Nearly every single person I know now owns multiple devices and already
shares data across those devices (whether that be just data from GMail
or Facebook). Regardless of whether users are using it right now or not,
this is the sort of thing that users do want to use. I don't think we
can dismiss the ability to share bookmarks and history across devices as
a power-user feature. The ability to share data is exactly the sort of
thing that users do expect to be able to do in a connected world.

> To use the old cliche, will grandma be happy if she gets a browser that
> looks different every 6 weeks?  If functionality moves, will people be
> able to adjust?  Your question hits the nail on the head, which browser
> will provide the best experience for our users?  Is it one that's
> constantly changing or one that's static for the release?  As power
> users, we generally want the latest and greatest.  

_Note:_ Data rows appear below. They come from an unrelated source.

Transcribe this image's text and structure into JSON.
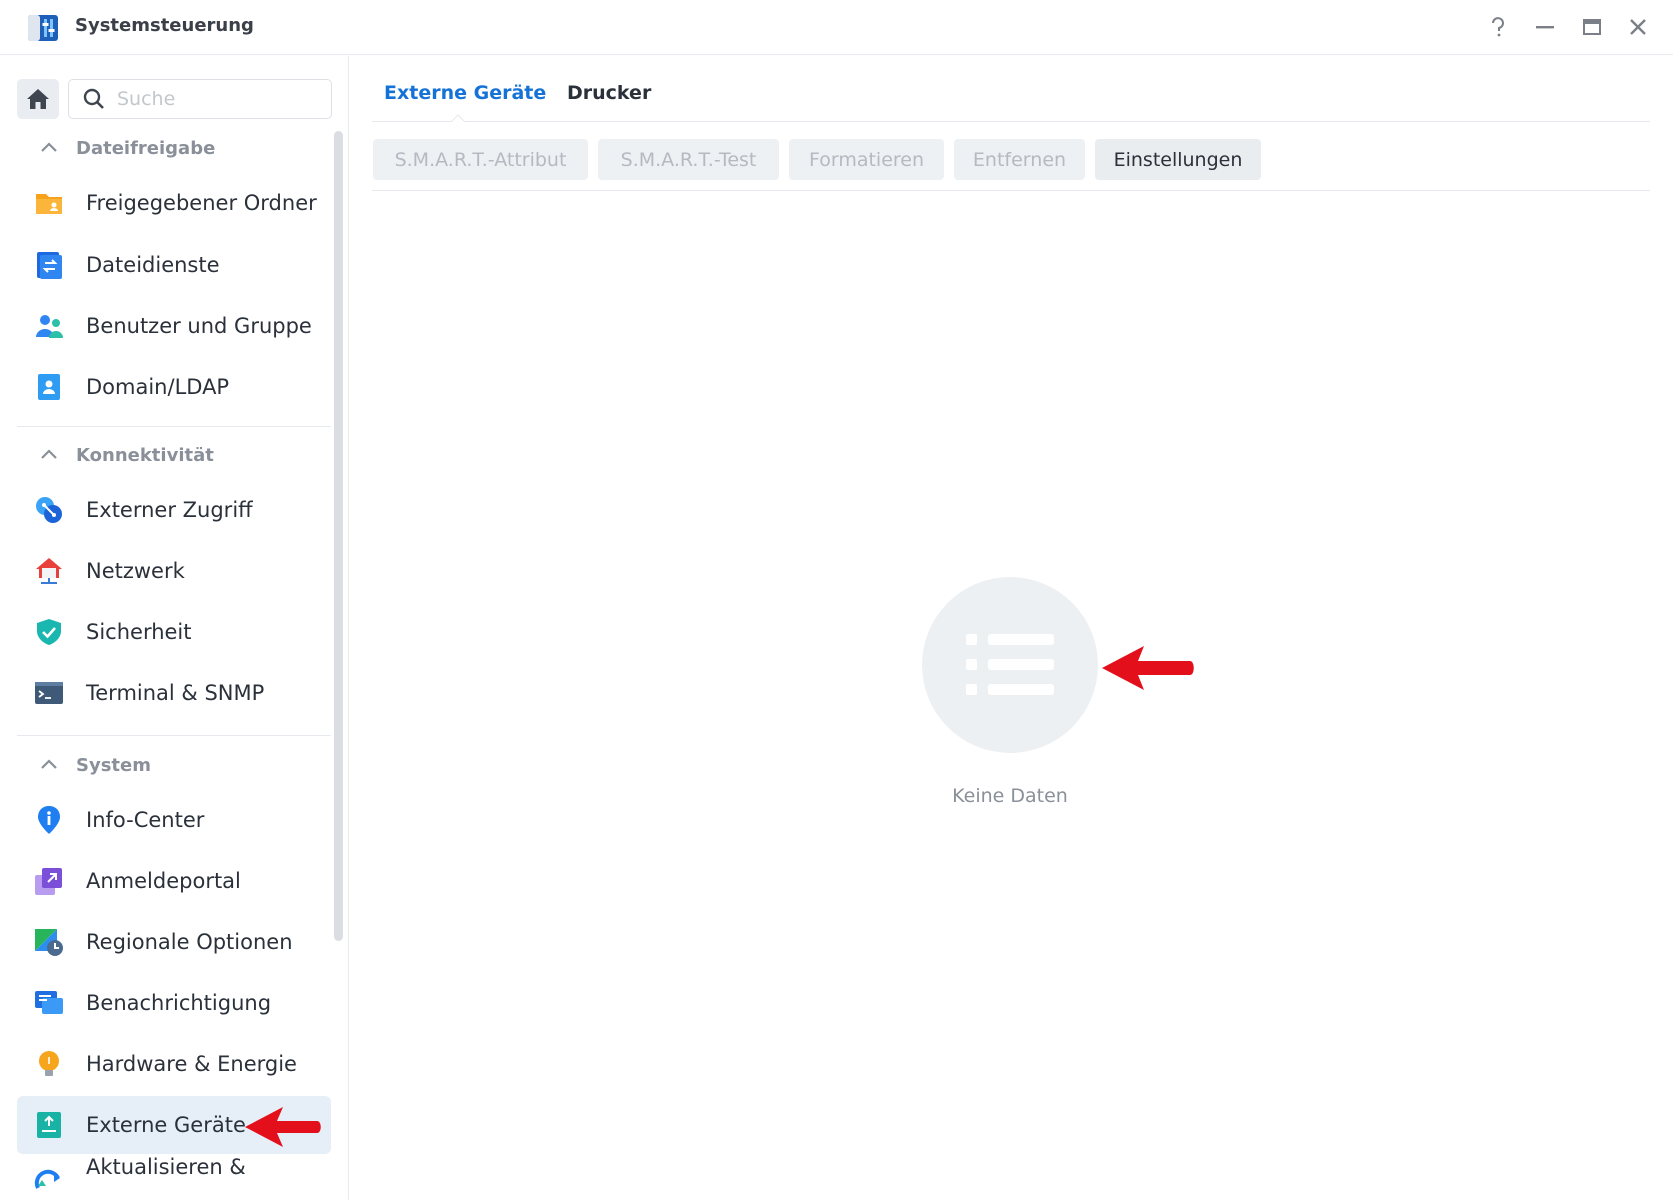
{
  "window": {
    "title": "Systemsteuerung",
    "controls": [
      "help-icon",
      "minimize-icon",
      "maximize-icon",
      "close-icon"
    ]
  },
  "sidebar": {
    "search": {
      "placeholder": "Suche",
      "value": ""
    },
    "sections": [
      {
        "title": "Dateifreigabe",
        "items": [
          {
            "label": "Freigegebener Ordner",
            "icon": "shared-folder-icon"
          },
          {
            "label": "Dateidienste",
            "icon": "file-services-icon"
          },
          {
            "label": "Benutzer und Gruppe",
            "icon": "users-icon"
          },
          {
            "label": "Domain/LDAP",
            "icon": "domain-ldap-icon"
          }
        ]
      },
      {
        "title": "Konnektivität",
        "items": [
          {
            "label": "Externer Zugriff",
            "icon": "external-access-icon"
          },
          {
            "label": "Netzwerk",
            "icon": "network-icon"
          },
          {
            "label": "Sicherheit",
            "icon": "security-shield-icon"
          },
          {
            "label": "Terminal & SNMP",
            "icon": "terminal-icon"
          }
        ]
      },
      {
        "title": "System",
        "items": [
          {
            "label": "Info-Center",
            "icon": "info-icon"
          },
          {
            "label": "Anmeldeportal",
            "icon": "login-portal-icon"
          },
          {
            "label": "Regionale Optionen",
            "icon": "regional-options-icon"
          },
          {
            "label": "Benachrichtigung",
            "icon": "notification-icon"
          },
          {
            "label": "Hardware & Energie",
            "icon": "hardware-power-icon"
          },
          {
            "label": "Externe Geräte",
            "icon": "external-devices-icon",
            "active": true
          },
          {
            "label": "Aktualisieren &",
            "icon": "update-icon"
          }
        ]
      }
    ]
  },
  "main": {
    "tabs": [
      {
        "label": "Externe Geräte",
        "active": true
      },
      {
        "label": "Drucker",
        "active": false
      }
    ],
    "toolbar": [
      {
        "label": "S.M.A.R.T.-Attribut",
        "enabled": false
      },
      {
        "label": "S.M.A.R.T.-Test",
        "enabled": false
      },
      {
        "label": "Formatieren",
        "enabled": false
      },
      {
        "label": "Entfernen",
        "enabled": false
      },
      {
        "label": "Einstellungen",
        "enabled": true
      }
    ],
    "empty_state": {
      "icon": "list-icon",
      "text": "Keine Daten"
    }
  },
  "colors": {
    "accent": "#1572d6",
    "active_item_bg": "#e6eef8",
    "annotation_arrow": "#e3101b"
  }
}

Grandma isn't going to get a browser that looks different every 6 weeks.
Whilst the featureset will change gradually over the life of an Ubuntu
release, there won't be radical differences between each version (have a
look at Fx 5 and Fx 6 now - they're merely incremental changes over Fx 4
rather than the major change that Fx 4 is over Fx 3.6, and this is what
the rapid release cycle will continue to bring).

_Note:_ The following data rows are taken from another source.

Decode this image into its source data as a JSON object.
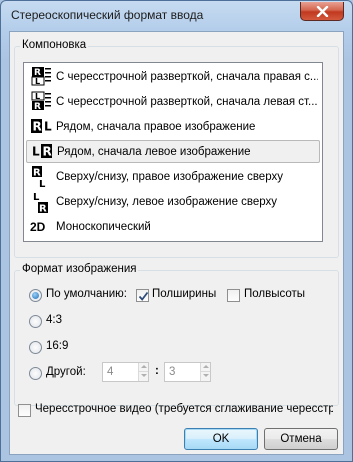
{
  "window": {
    "title": "Стереоскопический формат ввода"
  },
  "layout_group": {
    "label": "Компоновка",
    "items": [
      {
        "icon": "interlaced-right-first-icon",
        "label": "С чересстрочной разверткой, сначала правая с..."
      },
      {
        "icon": "interlaced-left-first-icon",
        "label": "С чересстрочной разверткой, сначала левая ст..."
      },
      {
        "icon": "side-by-side-right-first-icon",
        "label": "Рядом, сначала правое изображение"
      },
      {
        "icon": "side-by-side-left-first-icon",
        "label": "Рядом, сначала левое изображение",
        "selected": true
      },
      {
        "icon": "top-bottom-right-first-icon",
        "label": "Сверху/снизу, правое изображение сверху"
      },
      {
        "icon": "top-bottom-left-first-icon",
        "label": "Сверху/снизу, левое изображение сверху"
      },
      {
        "icon": "mono-2d-icon",
        "label": "Моноскопический",
        "icon_text": "2D"
      }
    ]
  },
  "image_format": {
    "label": "Формат изображения",
    "default_label": "По умолчанию:",
    "default_selected": true,
    "half_width_label": "Полширины",
    "half_width_checked": true,
    "half_height_label": "Полвысоты",
    "half_height_checked": false,
    "ratio_4_3_label": "4:3",
    "ratio_16_9_label": "16:9",
    "other_label": "Другой:",
    "other_width": "4",
    "other_separator": ":",
    "other_height": "3"
  },
  "interlaced_video": {
    "label": "Чересстрочное видео (требуется сглаживание чересстр",
    "checked": false
  },
  "buttons": {
    "ok": "OK",
    "cancel": "Отмена"
  },
  "icon_letters": {
    "r": "R",
    "l": "L"
  },
  "colors": {
    "titlebar": "#b9d1ea",
    "close_button": "#c7422a",
    "dialog_bg": "#f0f0f0",
    "default_button": "#3c7fb1"
  }
}
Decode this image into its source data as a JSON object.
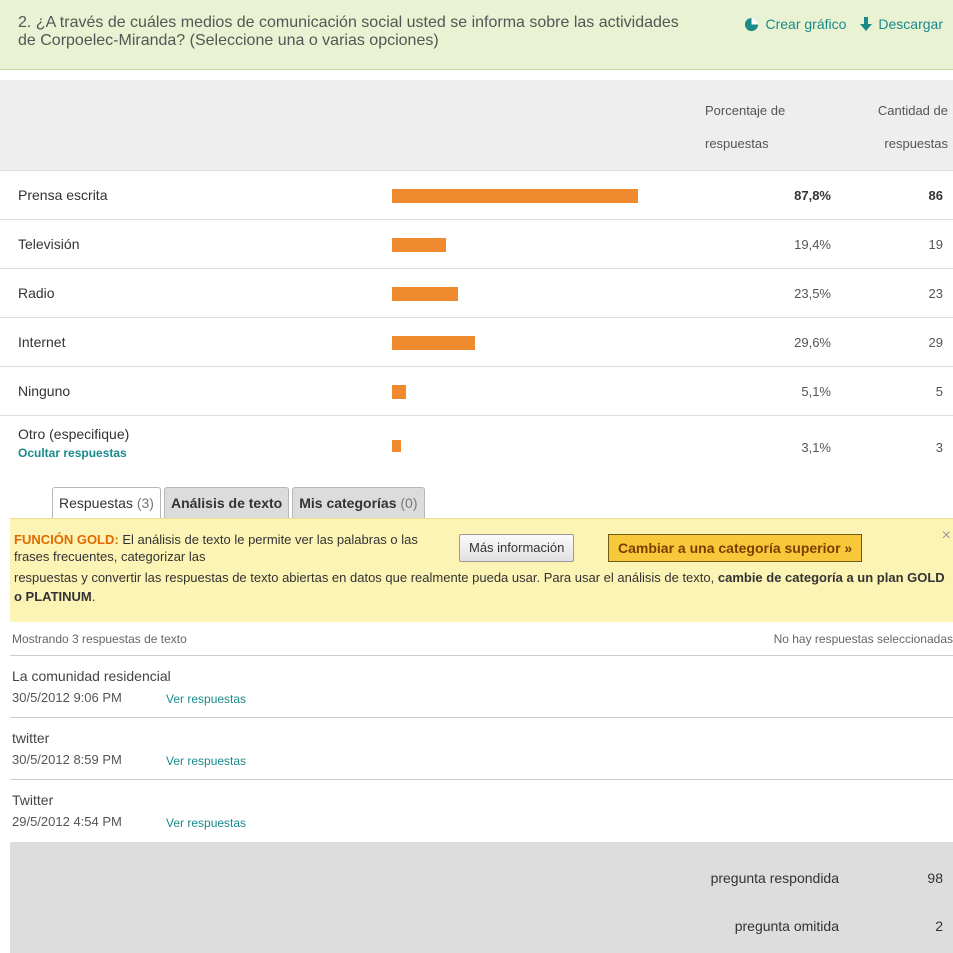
{
  "question": {
    "title": "2. ¿A través de cuáles medios de comunicación social usted se informa sobre las actividades de Corpoelec-Miranda? (Seleccione una o varias opciones)",
    "create_chart_label": "Crear gráfico",
    "download_label": "Descargar"
  },
  "table_header": {
    "percent_col": "Porcentaje de respuestas",
    "count_col": "Cantidad de respuestas"
  },
  "chart_data": {
    "type": "bar",
    "categories": [
      "Prensa escrita",
      "Televisión",
      "Radio",
      "Internet",
      "Ninguno",
      "Otro (especifique)"
    ],
    "values": [
      87.8,
      19.4,
      23.5,
      29.6,
      5.1,
      3.1
    ],
    "percent_labels": [
      "87,8%",
      "19,4%",
      "23,5%",
      "29,6%",
      "5,1%",
      "3,1%"
    ],
    "counts": [
      86,
      19,
      23,
      29,
      5,
      3
    ],
    "colors": {
      "bar": "#f08a2e"
    }
  },
  "other_row": {
    "hide_responses_label": "Ocultar respuestas"
  },
  "tabs": [
    {
      "label": "Respuestas",
      "count": "(3)"
    },
    {
      "label": "Análisis de texto",
      "count": ""
    },
    {
      "label": "Mis categorías",
      "count": "(0)"
    }
  ],
  "gold_banner": {
    "tag": "FUNCIÓN GOLD:",
    "text_a": " El análisis de texto le permite ver las palabras o las frases frecuentes, categorizar las",
    "text_b": "respuestas y convertir las respuestas de texto abiertas en datos que realmente pueda usar. Para usar el análisis de texto, ",
    "text_bold": "cambie de categoría a un plan GOLD o PLATINUM",
    "text_end": ".",
    "more_info_label": "Más información",
    "upgrade_label": "Cambiar a una categoría superior »",
    "close_glyph": "×"
  },
  "list_header": {
    "left": "Mostrando 3 respuestas de texto",
    "right": "No hay respuestas seleccionadas"
  },
  "responses": [
    {
      "text": "La comunidad residencial",
      "date": "30/5/2012 9:06 PM",
      "link": "Ver respuestas"
    },
    {
      "text": "twitter",
      "date": "30/5/2012 8:59 PM",
      "link": "Ver respuestas"
    },
    {
      "text": "Twitter",
      "date": "29/5/2012 4:54 PM",
      "link": "Ver respuestas"
    }
  ],
  "summary": {
    "answered_label": "pregunta respondida",
    "answered_value": "98",
    "skipped_label": "pregunta omitida",
    "skipped_value": "2"
  }
}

Remember that Mozilla have over 400 million Firefox users to think
about, so they aren't really going to be pushing major changes to users
every 6 weeks if those changes all require significant adjustments to
the way that people use their browser.

> Mozilla's rapid
> release cycle gives us a great excuse to do this.  However, since we're
> trying to bridge the chasm here,  what are users on the other side
> looking for?
> Just for the record, the maintenance burden will be about the same
> whether Firefox is the default browser or not, the main issues are IMHO:
> Can we satisfy the core requirements of browser usage w/out using
> Firefox/Chromium?
> Will people be happy with a rapidly changing browser?

Well, the web will continue to evolve regardless of the default browser
we ship. The question is, will LTS users be happy with a browser that
doesn't support the latest web technologies in 2 years time?

> What's the tradeoff of a security update vs system integration breaking?
> 
> These questions also apply to Thunderbird as a default E-Mail client as
> well (s#browser|Firefox/Chromium#mail client|Thunderbird#).
> 
> Micah
> 

One other point I realised I overlooked when I noticed some spam e-mail
yesterday - what are the anti-phishing tools in other browser like?
Firefox and Chromium both have pretty solid phishing protection. Googles
test URL ( http://malware.testing.google.test/testing/malware/ )
triggers a warning in both browsers. However, when I click this link in
both Epiphany and Midori, I don't see any such warning. Lack of phishing
protection would be a big fail for the default browser from my POV.